How do I ensure consistency between two separate systems which store and maintain the same set of data, when the method of communication between them is REST APIs and webhooks? Is it possible?

I find myself coming across this problem when working with APIs like MailChimp or eBay, where the third party system is acting as a complimentary system to an internal CRM or an online shop. (Although I'm mentioning specific services here, what I'm getting at is a general way of achieving consistency using APIs and webhooks, which is why I think the question belongs here.)


Let's say I call my application MyApp, and the third party application ThirdApp. Both store information on my clients. A unique ID, an email address, and some preferences.

When a client is updated on MyApp, I can make an API call to ThirdApp to inform them of the changes, so they can update their version of the data.

Similarly, if someone makes a change to a client entity on ThirdApp, I can have a webhook set up so that ThirdApp can inform MyApp of the change.

I don't want to be waiting for API calls to complete each time I update a client on MyApp - if ThirdApp's API stops responding, then MyApp would be unable to make changes, which is undesirable.

Similarly, ThirdApp just assumes MyApp is okay with any changes it applies, anyway. It doesn't wait to commit it's changes - the webhook request it sends to advise MyApp of the change is really just a courtesy message.

Is it possible to ensure (perhaps eventual?) consistency in this situation?

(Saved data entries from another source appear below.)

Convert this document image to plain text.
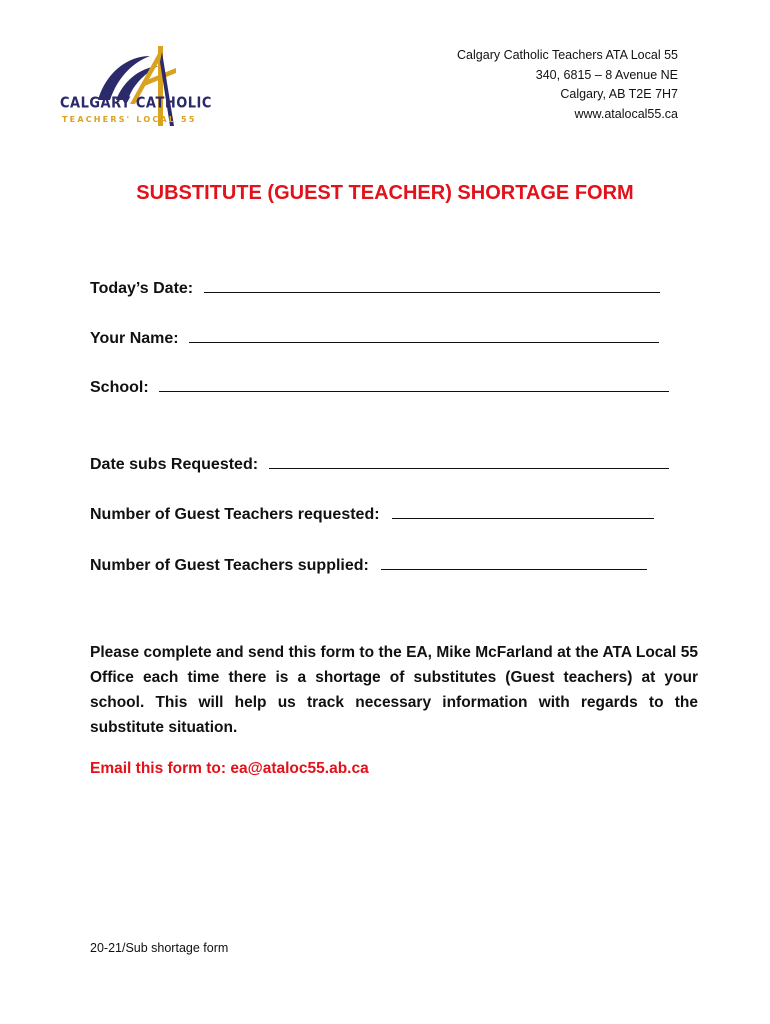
CALGARY CATHOLIC
TEACHERS' LOCAL 55
Calgary Catholic Teachers ATA Local 55
340, 6815 – 8 Avenue NE
Calgary, AB T2E 7H7
www.atalocal55.ca
SUBSTITUTE (GUEST TEACHER) SHORTAGE FORM
Today’s Date:
Your Name:
School:
Date subs Requested:
Number of Guest Teachers requested:
Number of Guest Teachers supplied:
Please complete and send this form to the EA, Mike McFarland at the ATA Local 55 Office each time there is a shortage of substitutes (Guest teachers) at your school. This will help us track necessary information with regards to the substitute situation.
Email this form to: ea@ataloc55.ab.ca
20-21/Sub shortage form
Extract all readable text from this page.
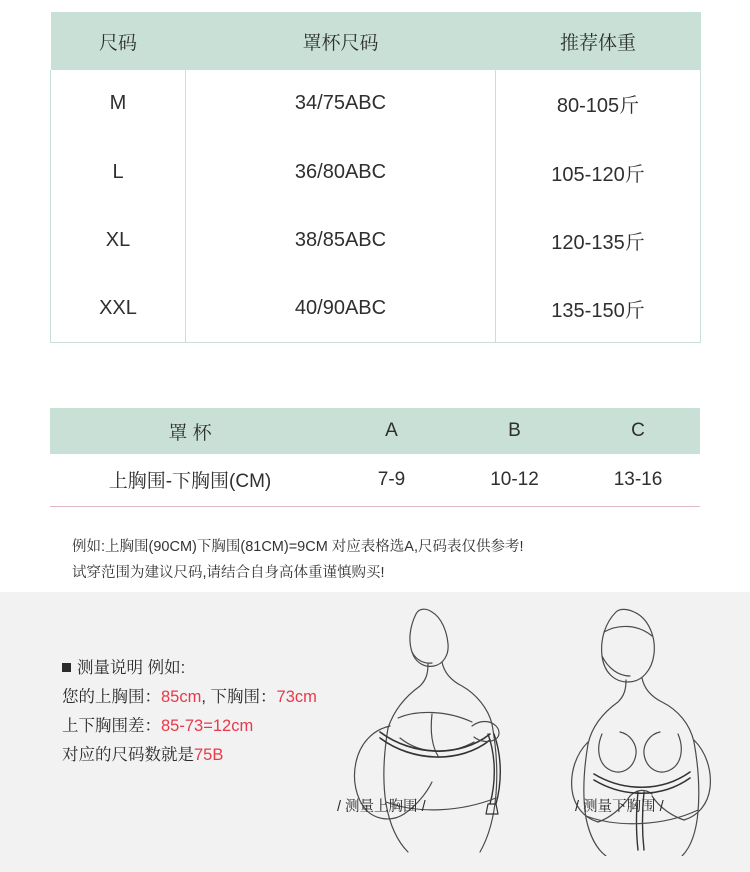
尺码	罩杯尺码	推荐体重
M	34/75ABC	80-105斤
L	36/80ABC	105-120斤
XL	38/85ABC	120-135斤
XXL	40/90ABC	135-150斤
罩 杯	A	B	C
上胸围-下胸围(CM)	7-9	10-12	13-16
例如:上胸围(90CM)下胸围(81CM)=9CM 对应表格选A,尺码表仅供参考!
试穿范围为建议尺码,请结合自身高体重谨慎购买!
测量说明 例如:
您的上胸围：85cm, 下胸围：73cm
上下胸围差：85-73=12cm
对应的尺码数就是75B
/ 测量上胸围 /	/ 测量下胸围 /
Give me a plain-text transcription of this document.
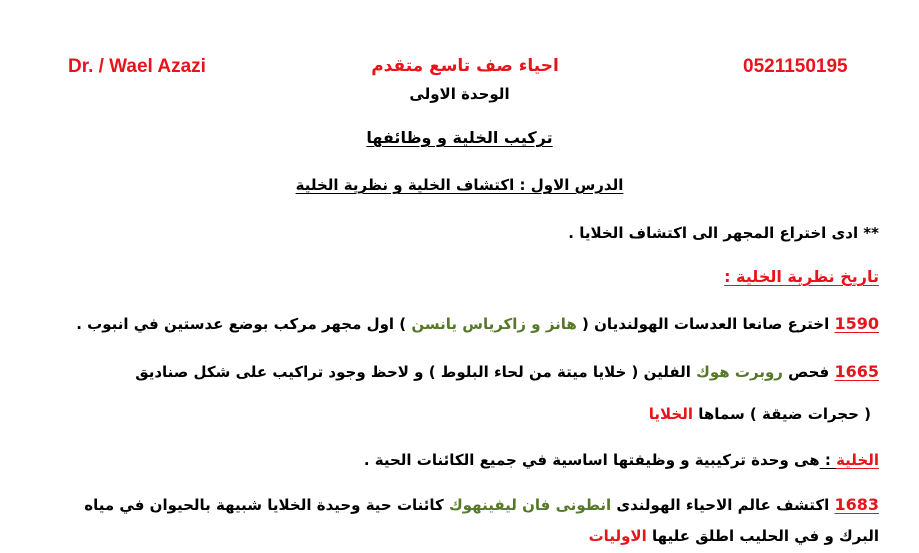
Dr. / Wael Azazi	احياء صف تاسع متقدم	0521150195
الوحدة الاولى
تركيب الخلية و وظائفها
الدرس الاول : اكتشاف الخلية و نظرية الخلية
** ادى اختراع المجهر الى اكتشاف الخلايا .
تاريخ نظرية الخلية :
1590 اخترع صانعا العدسات الهولنديان ( هانز و زاكرياس يانسن ) اول مجهر مركب بوضع عدستين في انبوب .
1665 فحص روبرت هوك الفلين ( خلايا ميتة من لحاء البلوط ) و لاحظ وجود تراكيب على شكل صناديق
( حجرات ضيقة ) سماها الخلايا
الخلية : هى وحدة تركيبية و وظيفتها اساسية في جميع الكائنات الحية .
1683 اكتشف عالم الاحياء الهولندى انطونى فان ليفينهوك كائنات حية وحيدة الخلايا شبيهة بالحيوان في مياه
البرك و في الحليب اطلق عليها الاوليات
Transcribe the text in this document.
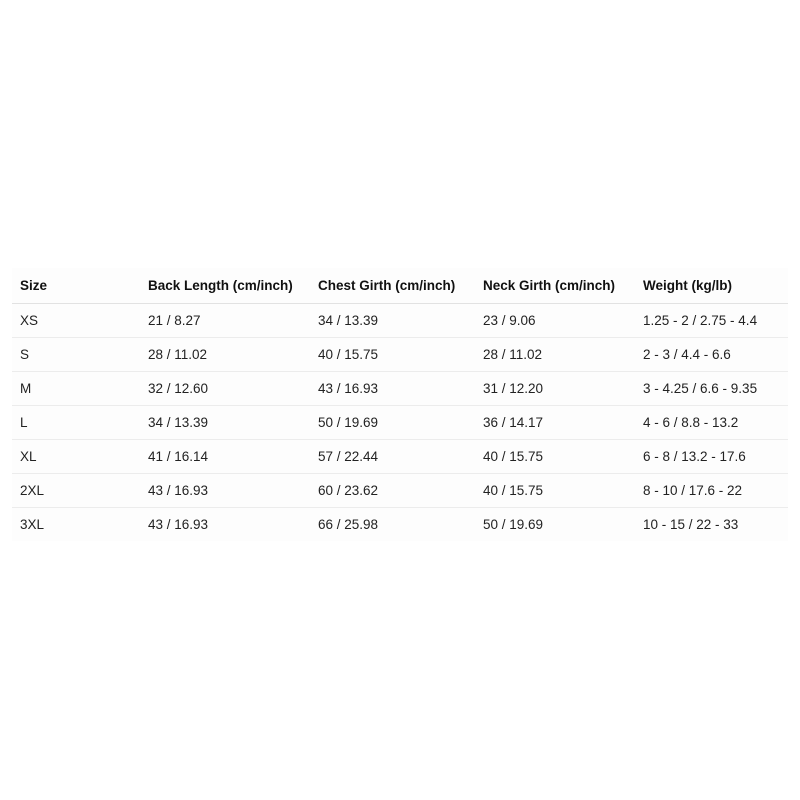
Size	Back Length (cm/inch)	Chest Girth (cm/inch)	Neck Girth (cm/inch)	Weight (kg/lb)
XS	21 / 8.27	34 / 13.39	23 / 9.06	1.25 - 2 / 2.75 - 4.4
S	28 / 11.02	40 / 15.75	28 / 11.02	2 - 3 / 4.4 - 6.6
M	32 / 12.60	43 / 16.93	31 / 12.20	3 - 4.25 / 6.6 - 9.35
L	34 / 13.39	50 / 19.69	36 / 14.17	4 - 6 / 8.8 - 13.2
XL	41 / 16.14	57 / 22.44	40 / 15.75	6 - 8 / 13.2 - 17.6
2XL	43 / 16.93	60 / 23.62	40 / 15.75	8 - 10 / 17.6 - 22
3XL	43 / 16.93	66 / 25.98	50 / 19.69	10 - 15 / 22 - 33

Maybe a change queuing system?

I've thought about using some sort of intermediary queuing system on the MyApp side, with incoming and outgoing changes, but I always seem to be able to think of ways things might end up inconsistent. For example, imagine if client 123 has an address of john@hancock.com, and the pending queue looks something like this (none of the queue entries have been processed yet):

  1. OUTGOING MyApp says client ID 123's email address has changed to joe@example.com
  2. ...
  3. INCOMING ThirdApp says client ID 123's email address has changed to jane@example.com

Whether the queue has been processed or not, ThirdApp is correct in storing jane@example.com as the client's email address. However, as we sequentially process the queue:

  1. The outgoing change sends an API call to ThirdApp, "the new email address for 123 is joe@example.com.
  2. ... some other stuff happens, during which time both email addresses are wrong...
  3. The incoming change means MyApp updates it's 123 entity so that the email address is jane@example.com. MyApp is now correct, but ThirdApp is wrong.

Possibly to solve that I could implement some sort of look-ahead logic in the queue processor, which will try and determine what the "correct" action should be, based on what other subsequent entries affect the given record further down the queue. This seems like it could be very complicated though.

Maybe a third, single source of truth?

Maybe the solution is to have a third copy of the information, managed by a third system, which both MyApp and ThirdApp send update information to, and receives updates from. So any change, whether from MyApp or ThirdApp, is an incoming change there, and outgoing API calls are made to update other keepers of the data accordingly.

At this point I'm starting to really struggle to keep track of consistency in my head. Also, I'm sceptical that adding another copy of the data into the mix will solve the problem - it seems likely that it would make it more complex, and therefore worse.

I also find myself wondering whether I can trust a webhook request from ThirdApp to be timely or not. What if the change was made 20 minutes ago, but the webhook request only just got sent? Changes within the last 20 minutes therefore should supersede them.

  • 1
    The queue is fine. The problem you describe is only temporary. If your logic works the queue for all third parties in the original order, you will get eventual consistency. A look-ahead might save a transaction or two but is probably not worth the extra complexity, unless you expect users to be constantly changing their email address. – John Wu Jul 31 '18 at 2:38

Just a first impression here, I think that adding an additional layer of complexity is a bad idea.

Possibly, Adding a validation on your end that double checks the other location within a certain timeframe (after it processes a queued request) to confirm that you both have the same info 5 minutes after a change would probably be a good stopgap if you are really worried about multiple changes.

Or, making changes based on a timestamp. If a timestamp is earlier than the most recent change reject the change and reassert to ThirdApp that your version is more important.